Aujourd’hui, on reçoit deux grandes autrices. La première, Marie-Sabine Roger, est notre invitée pour l’interview à l’occasion de la sortie de son album Le Vilain petit Machin publié au Seuil Jeunesse. La seconde, Rachel Corenblit, dont le roman Comme une famille vient de paraître chez Nathan, nous livre ses coup de cœur et coup de gueule.
L’interview du mercredi : Marie-Sabine Roger
J’aimerais que vous nous présentiez Le Vilain petit Machin.
Le Vilain petit Machin est une réécriture très personnelle du Vilain Petit Canard (mais le titre aide un peu les lecteurs à le deviner…).
Comme dans le conte de Hans Christian Andersen, il y a une couvée de canetons et… un intrus.
Dans ce texte, il est question de l’intégration (ou non) au groupe, de l’image que l’on a de soi, de celle que les autres nous renvoient, de la différence. Et, d’une certaine façon, d’un sujet sur lequel — fort heureusement — on attire désormais notre attention, et qui réclame notre vigilance : le harcèlement. Ici, il s’agit surtout d’un harcèlement par la fratrie, qui n’est pas moins douloureux.
J’ai choisi de passer par l’humour, car le rire permet d’aborder des thèmes un peu sensibles d’une façon plus douce (et sans doute plus efficace, s’agissant de jeunes lecteurs).
Et j’aime bien m’amuser, ce qui est également une excellente raison.
Comment est venue l’idée de vous réapproprier cette histoire ?
Comme toujours : par hasard.
En fait l’aventure a commencé avec l’Affaire méchant loup, qui était une réécriture de la Chèvre de monsieur Seguin, dans laquelle j’abordais également l’écologie, mais l’air de rien (car je suis une auteure sournoise…). C’était mon premier album avec Marjolaine Leray.

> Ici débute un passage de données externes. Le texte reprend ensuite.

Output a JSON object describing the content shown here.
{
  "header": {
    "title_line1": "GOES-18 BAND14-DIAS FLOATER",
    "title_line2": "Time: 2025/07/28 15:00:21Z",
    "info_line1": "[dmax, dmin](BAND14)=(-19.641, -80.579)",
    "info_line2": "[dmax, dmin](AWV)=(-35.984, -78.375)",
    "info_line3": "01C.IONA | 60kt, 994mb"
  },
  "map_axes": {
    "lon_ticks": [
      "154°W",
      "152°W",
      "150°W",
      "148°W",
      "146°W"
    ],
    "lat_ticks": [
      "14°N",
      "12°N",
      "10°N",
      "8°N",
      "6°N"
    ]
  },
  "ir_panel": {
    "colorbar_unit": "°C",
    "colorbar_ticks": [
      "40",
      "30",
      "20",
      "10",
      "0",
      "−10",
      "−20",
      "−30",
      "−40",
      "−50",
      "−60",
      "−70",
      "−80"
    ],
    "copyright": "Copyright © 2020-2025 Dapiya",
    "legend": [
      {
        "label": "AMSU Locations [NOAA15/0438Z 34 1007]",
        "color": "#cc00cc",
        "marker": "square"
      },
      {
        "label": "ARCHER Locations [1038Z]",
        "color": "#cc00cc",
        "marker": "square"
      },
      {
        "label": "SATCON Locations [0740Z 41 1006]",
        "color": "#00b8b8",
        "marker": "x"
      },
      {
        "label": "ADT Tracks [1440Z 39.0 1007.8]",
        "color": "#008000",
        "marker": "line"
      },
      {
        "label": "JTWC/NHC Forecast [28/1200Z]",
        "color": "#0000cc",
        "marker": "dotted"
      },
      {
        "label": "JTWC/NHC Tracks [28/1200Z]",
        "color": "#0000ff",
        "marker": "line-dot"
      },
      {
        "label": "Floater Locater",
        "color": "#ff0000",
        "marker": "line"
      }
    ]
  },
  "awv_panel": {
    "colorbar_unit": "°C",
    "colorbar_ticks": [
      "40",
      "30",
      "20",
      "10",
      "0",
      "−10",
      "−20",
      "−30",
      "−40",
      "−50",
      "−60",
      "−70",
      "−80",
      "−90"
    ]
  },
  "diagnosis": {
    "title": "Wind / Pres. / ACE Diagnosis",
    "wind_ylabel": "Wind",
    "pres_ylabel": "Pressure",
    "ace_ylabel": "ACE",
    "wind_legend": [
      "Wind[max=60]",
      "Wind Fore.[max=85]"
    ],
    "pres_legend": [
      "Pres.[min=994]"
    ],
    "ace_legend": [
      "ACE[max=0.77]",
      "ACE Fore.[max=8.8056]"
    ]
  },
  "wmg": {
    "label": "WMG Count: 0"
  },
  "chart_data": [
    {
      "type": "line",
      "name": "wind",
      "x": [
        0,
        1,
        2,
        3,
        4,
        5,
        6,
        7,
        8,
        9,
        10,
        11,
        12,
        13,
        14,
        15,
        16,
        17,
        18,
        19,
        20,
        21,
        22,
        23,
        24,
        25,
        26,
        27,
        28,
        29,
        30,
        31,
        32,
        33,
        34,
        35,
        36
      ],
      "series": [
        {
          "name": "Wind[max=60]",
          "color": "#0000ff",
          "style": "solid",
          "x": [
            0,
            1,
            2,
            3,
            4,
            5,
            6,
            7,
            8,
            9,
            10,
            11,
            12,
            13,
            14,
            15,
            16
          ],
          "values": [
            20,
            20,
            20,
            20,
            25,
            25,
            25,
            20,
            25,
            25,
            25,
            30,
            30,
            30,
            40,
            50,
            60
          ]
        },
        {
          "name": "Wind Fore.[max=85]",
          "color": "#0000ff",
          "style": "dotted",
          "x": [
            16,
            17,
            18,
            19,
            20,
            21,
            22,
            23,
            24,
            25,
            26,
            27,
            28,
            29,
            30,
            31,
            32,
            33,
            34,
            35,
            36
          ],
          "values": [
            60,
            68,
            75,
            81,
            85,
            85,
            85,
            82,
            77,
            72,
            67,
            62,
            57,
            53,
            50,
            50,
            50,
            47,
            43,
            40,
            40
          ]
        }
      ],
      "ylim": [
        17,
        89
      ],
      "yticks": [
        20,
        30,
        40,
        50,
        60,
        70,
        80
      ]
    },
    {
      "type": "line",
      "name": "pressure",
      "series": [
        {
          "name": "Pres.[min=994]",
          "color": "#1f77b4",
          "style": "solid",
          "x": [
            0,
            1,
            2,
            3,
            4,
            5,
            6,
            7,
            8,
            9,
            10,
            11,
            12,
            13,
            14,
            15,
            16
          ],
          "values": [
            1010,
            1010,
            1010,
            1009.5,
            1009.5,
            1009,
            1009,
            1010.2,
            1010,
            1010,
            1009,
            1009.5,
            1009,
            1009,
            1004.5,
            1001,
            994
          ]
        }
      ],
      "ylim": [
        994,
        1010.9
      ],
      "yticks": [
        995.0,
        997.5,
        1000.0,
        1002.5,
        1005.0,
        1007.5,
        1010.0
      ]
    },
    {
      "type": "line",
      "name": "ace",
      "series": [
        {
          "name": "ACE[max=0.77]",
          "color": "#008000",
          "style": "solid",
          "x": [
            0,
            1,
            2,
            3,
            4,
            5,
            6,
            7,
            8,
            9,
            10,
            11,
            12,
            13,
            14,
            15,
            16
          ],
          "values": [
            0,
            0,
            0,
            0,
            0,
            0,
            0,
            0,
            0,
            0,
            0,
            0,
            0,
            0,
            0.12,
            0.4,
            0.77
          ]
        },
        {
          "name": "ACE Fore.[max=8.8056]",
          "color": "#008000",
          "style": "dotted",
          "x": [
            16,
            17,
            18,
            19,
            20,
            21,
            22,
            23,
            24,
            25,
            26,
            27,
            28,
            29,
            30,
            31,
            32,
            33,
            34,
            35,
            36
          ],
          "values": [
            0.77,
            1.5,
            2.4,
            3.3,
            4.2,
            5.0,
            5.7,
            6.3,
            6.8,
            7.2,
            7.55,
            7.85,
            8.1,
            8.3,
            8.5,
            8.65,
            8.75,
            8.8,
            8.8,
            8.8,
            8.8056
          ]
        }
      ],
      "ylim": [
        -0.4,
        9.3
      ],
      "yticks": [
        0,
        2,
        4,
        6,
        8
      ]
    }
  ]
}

J’ai tellement aimé écrire ce texte et le voir illustré par elle que j’ai eu envie de continuer, avec un autre conte, puis un autre, puis on verra.
J’aime beaucoup votre écriture, on a l’impression que vous ciselez chaque phrase. J’aimerais que vous nous parliez de votre processus d’écriture.
Merci, je suis très touchée par votre remarque. Je me suis fait le très grand plaisir de travailler surtout en alexandrins, mais avec des ruptures de rythme, des onomatopées, un mélange un peu insolent d’écriture « classique » et de clins d’œil destinés aux lecteurs petits et grands.
J’essaie d’avoir la plus grande exigence dans mon écriture, et que ce soit pour les enfants ou pour les adultes ne change rien pour moi. Pour des textes comme Le Vilain petit Machin, je lis à haute voix, je travaille « à l’oreille ».
Il me semble qu’un album jeunesse réussi doit toucher à la fois les enfants et les adultes qui le leur lisent, afin que ce soit un plaisir partagé. J’ai toujours pensé que la littérature jeunesse avait entre autres buts de construire des passerelles entre toutes les générations. Rire ensemble d’un album (ou tremper ses mouchoirs), même si ce n’est pas toujours pour les mêmes raisons, c’est une vraie complicité. Je me souviens de mon grand-père — qui avait des lectures très sérieuses, et qui était un fin latiniste — en train de pouffer comme un gamin en lisant mes Astérix. Et, curieusement, penser que mon Papi aimait les mêmes livres que moi, ça me rendait très fière.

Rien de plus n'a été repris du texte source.